# blazer bay 2220 pro



## rtcrawl30 (Dec 7, 2010)

Blazer bay 2220 pro. this is what the family comes out on. This thing sits on the sand bar more than it fishes.


----------



## cutrunner (Jun 8, 2010)

I worked at a pathfinder dealer for years and those boats look eerily similar lol no matter tho.. Still a very nice boat. If i remember right the capacity plate says "horsepower-unlimited" i thought that was pretty cool, probably lucky i havent owned one, it would be getting an engine from Seven Marine if i did


----------



## rtcrawl30 (Dec 7, 2010)

Hey, if you can't beat em join em! Haha. Yeah, pathfinder tried to sue them but lost. (Technicalities). Yes sir, after the warranty runs out I might find out how fast an "unlimited motor can go"


----------



## cslascro (Feb 12, 2011)

Unlimited H.P.? How does the Coast Guard decide on issuing that? 

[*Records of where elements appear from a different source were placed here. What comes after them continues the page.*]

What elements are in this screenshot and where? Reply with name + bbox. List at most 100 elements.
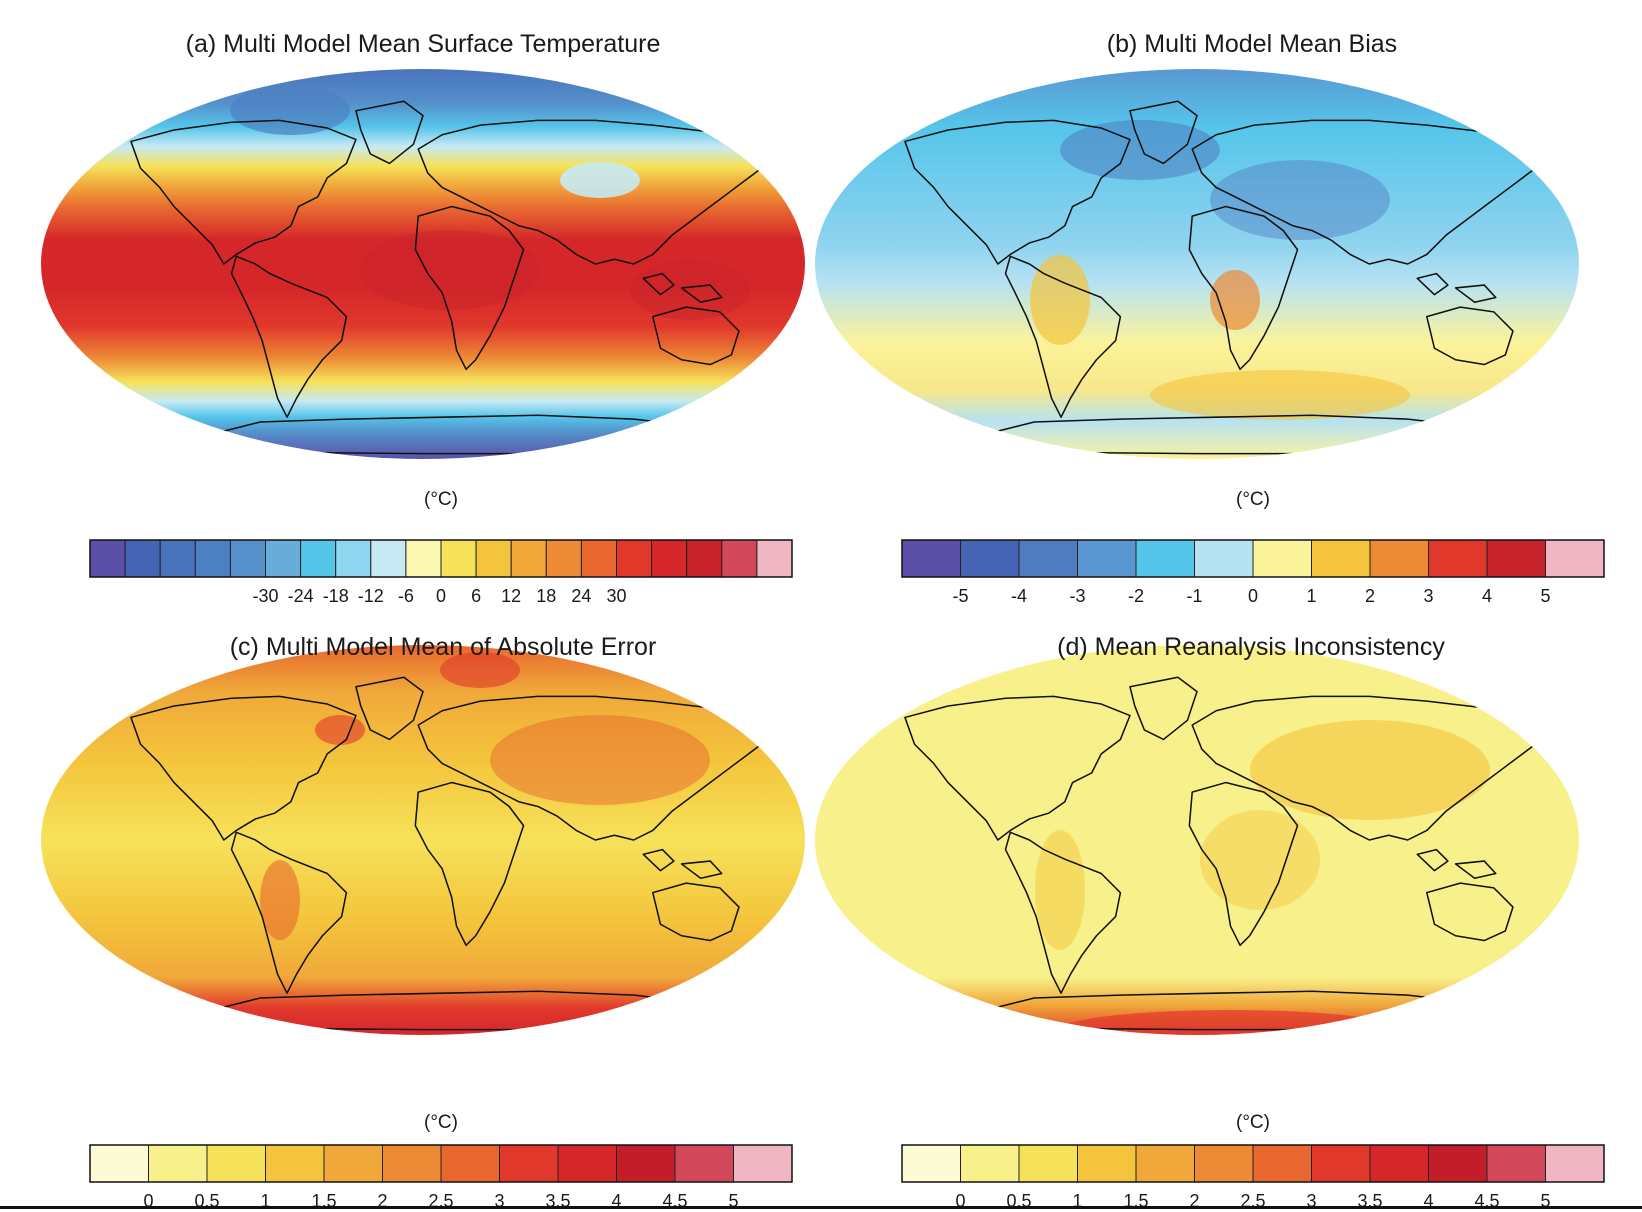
colorbar-swatch	[901, 1144, 961, 1183]
colorbar-frame	[901, 539, 1605, 578]
colorbar-tick-label: 4	[1482, 586, 1492, 606]
colorbar-swatch	[1252, 1144, 1312, 1183]
colorbar-swatch	[651, 539, 688, 578]
colorbar-tick-label: -18	[323, 586, 349, 606]
colorbar-swatch	[616, 1144, 676, 1183]
colorbar-swatch	[440, 539, 477, 578]
map-panel-c	[41, 645, 805, 1035]
colorbar-tick-label: -5	[952, 586, 968, 606]
colorbar-swatch	[1486, 539, 1546, 578]
colorbar-tick-label: 3	[1306, 1191, 1316, 1211]
colorbar-frame	[901, 1144, 1605, 1183]
colorbar-swatch	[960, 1144, 1020, 1183]
colorbar-swatch	[1135, 539, 1195, 578]
colorbar-tick-label: -24	[288, 586, 314, 606]
colorbar-tick-label: 18	[536, 586, 556, 606]
colorbar-swatch	[499, 1144, 559, 1183]
colorbar-swatch	[1135, 1144, 1195, 1183]
colorbar-tick-label: 5	[728, 1191, 738, 1211]
colorbar-swatch	[1545, 1144, 1605, 1183]
colorbar-swatch	[323, 1144, 383, 1183]
colorbar-tick-label: 24	[571, 586, 591, 606]
colorbar-tick-label: 12	[501, 586, 521, 606]
colorbar-swatch	[1018, 1144, 1078, 1183]
colorbar-tick-label: -2	[1128, 586, 1144, 606]
colorbar-swatch	[405, 539, 442, 578]
colorbar-tick-label: 1	[1072, 1191, 1082, 1211]
colorbar-swatch	[1369, 1144, 1429, 1183]
colorbar-tick-label: 0	[1248, 586, 1258, 606]
colorbar-c	[89, 1144, 793, 1183]
colorbar-b	[901, 539, 1605, 578]
colorbar-swatch	[89, 1144, 149, 1183]
colorbar-swatch	[674, 1144, 734, 1183]
panel-annotations: (a) Multi Model Mean Surface Temperature…	[89, 30, 1605, 1211]
panel-title-c: (c) Multi Model Mean of Absolute Error	[230, 633, 657, 661]
colorbar-tick-label: -1	[1186, 586, 1202, 606]
colorbar-tick-label: 5	[1540, 586, 1550, 606]
colorbar-tick-label: 2	[1189, 1191, 1199, 1211]
colorbar-frame	[89, 1144, 793, 1183]
colorbar-tick-label: -6	[398, 586, 414, 606]
colorbar-tick-label: 0	[143, 1191, 153, 1211]
colorbar-swatch	[1194, 1144, 1254, 1183]
colorbar-swatch	[1545, 539, 1605, 578]
colorbar-swatch	[148, 1144, 208, 1183]
colorbar-swatch	[721, 539, 758, 578]
colorbar-swatch	[229, 539, 266, 578]
panel-title-a: (a) Multi Model Mean Surface Temperature	[186, 30, 661, 58]
colorbar-tick-label: 6	[471, 586, 481, 606]
colorbar-tick-label: -30	[252, 586, 278, 606]
colorbar-swatch	[545, 539, 582, 578]
colorbar-tick-label: 2	[377, 1191, 387, 1211]
panel-title-d: (d) Mean Reanalysis Inconsistency	[1057, 633, 1445, 661]
colorbar-swatch	[557, 1144, 617, 1183]
colorbar-swatch	[370, 539, 407, 578]
colorbar-tick-label: 2	[1365, 586, 1375, 606]
colorbar-tick-label: 0	[436, 586, 446, 606]
colorbar-swatch	[1077, 539, 1137, 578]
colorbar-swatch	[206, 1144, 266, 1183]
map-panel-a	[41, 69, 805, 459]
colorbar-swatch	[1252, 539, 1312, 578]
colorbar-a	[89, 539, 793, 578]
bottom-rule	[0, 1206, 1642, 1209]
colorbar-swatch	[159, 539, 196, 578]
colorbar-tick-label: 30	[606, 586, 626, 606]
colorbar-swatch	[1077, 1144, 1137, 1183]
colorbar-swatch	[1311, 539, 1371, 578]
colorbar-tick-label: 4	[611, 1191, 621, 1211]
colorbar-swatch	[1428, 539, 1488, 578]
colorbar-tick-label: -3	[1069, 586, 1085, 606]
colorbar-swatch	[901, 539, 961, 578]
colorbar-swatch	[124, 539, 161, 578]
colorbar-tick-label: -4	[1011, 586, 1027, 606]
colorbar-swatch	[1486, 1144, 1546, 1183]
colorbar-tick-label: 1	[1306, 586, 1316, 606]
colorbar-unit-a: (°C)	[424, 489, 458, 510]
colorbar-swatch	[194, 539, 231, 578]
colorbar-frame	[89, 539, 793, 578]
colorbar-swatch	[756, 539, 793, 578]
colorbar-swatch	[1311, 1144, 1371, 1183]
colorbar-tick-label: 0	[955, 1191, 965, 1211]
colorbar-swatch	[440, 1144, 500, 1183]
colorbar-swatch	[616, 539, 653, 578]
colorbar-swatch	[265, 1144, 325, 1183]
colorbar-swatch	[1018, 539, 1078, 578]
panel-title-b: (b) Multi Model Mean Bias	[1107, 30, 1397, 58]
map-panel-d	[815, 645, 1579, 1035]
colorbar-swatch	[1194, 539, 1254, 578]
colorbar-swatch	[580, 539, 618, 578]
colorbar-swatch	[265, 539, 302, 578]
colorbar-swatch	[475, 539, 512, 578]
colorbar-tick-label: 5	[1540, 1191, 1550, 1211]
colorbar-tick-label: -12	[358, 586, 384, 606]
map-panel-b	[815, 69, 1579, 459]
colorbar-swatch	[510, 539, 547, 578]
colorbar-swatch	[89, 539, 126, 578]
colorbar-unit-b: (°C)	[1236, 489, 1270, 510]
colorbar-swatch	[960, 539, 1020, 578]
colorbar-swatch	[1428, 1144, 1488, 1183]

Also, did Blazer Bay use old Pathfinder molds? I saw some boats a few years ago at a very small local shop in Miami that were built off of late-nineties Contender molds, very nice!


----------



## iMacattack (Dec 11, 2006)

Nice ride, what kind of performance do you get from the Zuk package?


----------



## rcmay (Dec 12, 2006)

my neighbor just got a brand new 2170 w/ ProXS 250, it'll run 70!


----------